Mestinya, kata Iwan, para pekerja di bidang medis profesional dan terikat dengan kode etik kedokteran. “Rangkaian kejadian ini membuat posisi perempuan makin tidak aman,” tegasnya.
Kejadian ini makin menambah panjang daftar modus pemerkosaan. Iwan menyebut, ada beberapa alasan yang membuat makin beragamnya modus pemerkosaan. Pertama, stimulan terhadap libido seksual semakin meruyak. Orang bisa akses dengan gampang di dunia maya, terutama media sosial.

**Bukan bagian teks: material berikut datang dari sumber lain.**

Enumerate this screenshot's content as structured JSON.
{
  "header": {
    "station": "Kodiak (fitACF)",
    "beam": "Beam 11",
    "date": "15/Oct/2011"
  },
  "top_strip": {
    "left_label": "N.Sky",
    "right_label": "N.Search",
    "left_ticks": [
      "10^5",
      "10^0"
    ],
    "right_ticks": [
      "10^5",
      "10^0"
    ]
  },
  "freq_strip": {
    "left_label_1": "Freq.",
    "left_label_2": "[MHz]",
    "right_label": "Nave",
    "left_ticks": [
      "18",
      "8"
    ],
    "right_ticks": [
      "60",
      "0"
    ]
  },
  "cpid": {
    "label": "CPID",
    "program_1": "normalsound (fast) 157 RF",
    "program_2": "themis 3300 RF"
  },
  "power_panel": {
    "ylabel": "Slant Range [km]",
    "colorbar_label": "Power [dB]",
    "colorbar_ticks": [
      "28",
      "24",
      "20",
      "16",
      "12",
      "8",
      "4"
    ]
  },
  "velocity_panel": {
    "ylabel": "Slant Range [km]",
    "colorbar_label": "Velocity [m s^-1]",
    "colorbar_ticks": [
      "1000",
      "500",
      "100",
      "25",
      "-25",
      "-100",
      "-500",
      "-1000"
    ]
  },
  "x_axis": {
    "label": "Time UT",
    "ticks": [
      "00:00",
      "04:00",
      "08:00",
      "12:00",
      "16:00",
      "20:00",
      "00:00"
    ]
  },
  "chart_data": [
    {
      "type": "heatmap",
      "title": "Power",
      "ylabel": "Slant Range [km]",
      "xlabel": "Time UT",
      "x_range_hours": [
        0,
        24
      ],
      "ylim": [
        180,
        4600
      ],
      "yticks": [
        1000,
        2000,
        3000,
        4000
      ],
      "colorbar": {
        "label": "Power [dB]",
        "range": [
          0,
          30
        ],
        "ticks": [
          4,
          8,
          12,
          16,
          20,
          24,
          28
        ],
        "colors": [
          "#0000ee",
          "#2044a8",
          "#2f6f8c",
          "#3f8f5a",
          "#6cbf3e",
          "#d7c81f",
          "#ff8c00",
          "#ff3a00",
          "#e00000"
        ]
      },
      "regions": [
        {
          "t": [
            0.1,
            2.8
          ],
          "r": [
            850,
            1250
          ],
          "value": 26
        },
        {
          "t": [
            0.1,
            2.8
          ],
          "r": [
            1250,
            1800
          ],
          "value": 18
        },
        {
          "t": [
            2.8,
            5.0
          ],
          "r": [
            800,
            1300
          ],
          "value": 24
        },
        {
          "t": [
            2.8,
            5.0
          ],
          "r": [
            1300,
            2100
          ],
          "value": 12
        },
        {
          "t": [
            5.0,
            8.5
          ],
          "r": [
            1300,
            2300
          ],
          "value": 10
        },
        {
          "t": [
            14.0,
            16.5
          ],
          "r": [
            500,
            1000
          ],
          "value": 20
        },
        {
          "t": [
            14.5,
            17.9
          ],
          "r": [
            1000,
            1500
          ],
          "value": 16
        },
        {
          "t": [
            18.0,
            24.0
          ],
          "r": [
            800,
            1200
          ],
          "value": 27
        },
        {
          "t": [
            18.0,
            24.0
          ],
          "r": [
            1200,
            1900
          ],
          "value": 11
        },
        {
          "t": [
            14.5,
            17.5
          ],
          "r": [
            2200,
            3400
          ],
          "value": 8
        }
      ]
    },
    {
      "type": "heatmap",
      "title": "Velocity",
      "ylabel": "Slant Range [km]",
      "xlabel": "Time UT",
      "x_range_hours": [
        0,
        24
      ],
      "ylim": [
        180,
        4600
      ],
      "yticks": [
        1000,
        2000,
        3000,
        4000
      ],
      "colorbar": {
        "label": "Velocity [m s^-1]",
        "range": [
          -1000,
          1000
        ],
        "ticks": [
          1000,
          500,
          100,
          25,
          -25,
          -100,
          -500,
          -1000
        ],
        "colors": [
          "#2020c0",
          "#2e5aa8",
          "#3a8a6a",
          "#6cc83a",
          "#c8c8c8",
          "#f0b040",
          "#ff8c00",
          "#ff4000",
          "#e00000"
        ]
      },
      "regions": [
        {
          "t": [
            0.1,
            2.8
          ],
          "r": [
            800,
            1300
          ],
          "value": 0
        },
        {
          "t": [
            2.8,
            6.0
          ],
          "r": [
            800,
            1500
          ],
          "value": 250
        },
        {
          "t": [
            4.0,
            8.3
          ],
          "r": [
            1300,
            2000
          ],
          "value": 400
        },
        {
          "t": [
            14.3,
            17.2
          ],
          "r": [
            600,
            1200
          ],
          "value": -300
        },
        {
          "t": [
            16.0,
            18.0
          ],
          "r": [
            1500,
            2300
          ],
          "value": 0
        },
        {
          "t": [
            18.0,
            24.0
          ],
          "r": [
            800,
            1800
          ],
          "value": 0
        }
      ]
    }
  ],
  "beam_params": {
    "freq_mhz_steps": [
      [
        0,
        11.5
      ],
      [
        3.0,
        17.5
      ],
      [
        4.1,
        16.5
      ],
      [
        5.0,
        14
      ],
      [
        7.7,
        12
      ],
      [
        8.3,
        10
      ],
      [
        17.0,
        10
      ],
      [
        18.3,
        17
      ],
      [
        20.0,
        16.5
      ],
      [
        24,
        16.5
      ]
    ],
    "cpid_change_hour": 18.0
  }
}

Lalu, bebernya, ada kesempatan untuk melakukan itu dengan memanfaatkan profesi dan relasi kuasa. Kejahatan seksual dengan pelaku tenaga kesehatan seperti dokter itu punya peluang besar untuk melakukan tindakan keji itu. Pasien yang perempuan rata-rata awam dan tidak berani untuk protes atau berontak.
“Sementara itu pemerintah lebih fokus pada tindakan kuratif ketimbang preventif. Padahal kejahatan seksual ini sumbernya dari stimulan yang makin banjir di tanah air,” ujarnya.
Kedua, sanksi sering kali ringan. Pakar hukum dari UI Profesor Loebby Loqman menyitir kalau pengadilan sering menjatuhkan sanksi minimalis pada para pelaku. “Kenapa? Karena ada anggapan ini adalah persetubuhan, bukan sebuah kekerasan,” katanya.
Solusi Tuntas
Solusi tuntas dari masalah ini, menurut Iwan, adalah perubahan sistem sosial dan hukum secara menyeluruh.
“Kita mau bilang apa tentang aturan sekarang? Sudah rusak! Umat Muslim harus semakin yakin kalau hanya Islam yang beri perlindungan dan keamanan yang menyeluruh pada semua warga, terutama perempuan,” ungkapnya.
Lebih lanjut, kata Iwan, ada tindakan preventif dalam Islam, dan ada sanksi keras sebagai tindak kuratif. Korban dilindungi, pelaku dijerat sanksi jilid seratus kali bila kategorinya ghayr muhshan (belum menikah). Tapi untuk yang muhshan/sudah menikah akan dijatuhi rajam sampai mati.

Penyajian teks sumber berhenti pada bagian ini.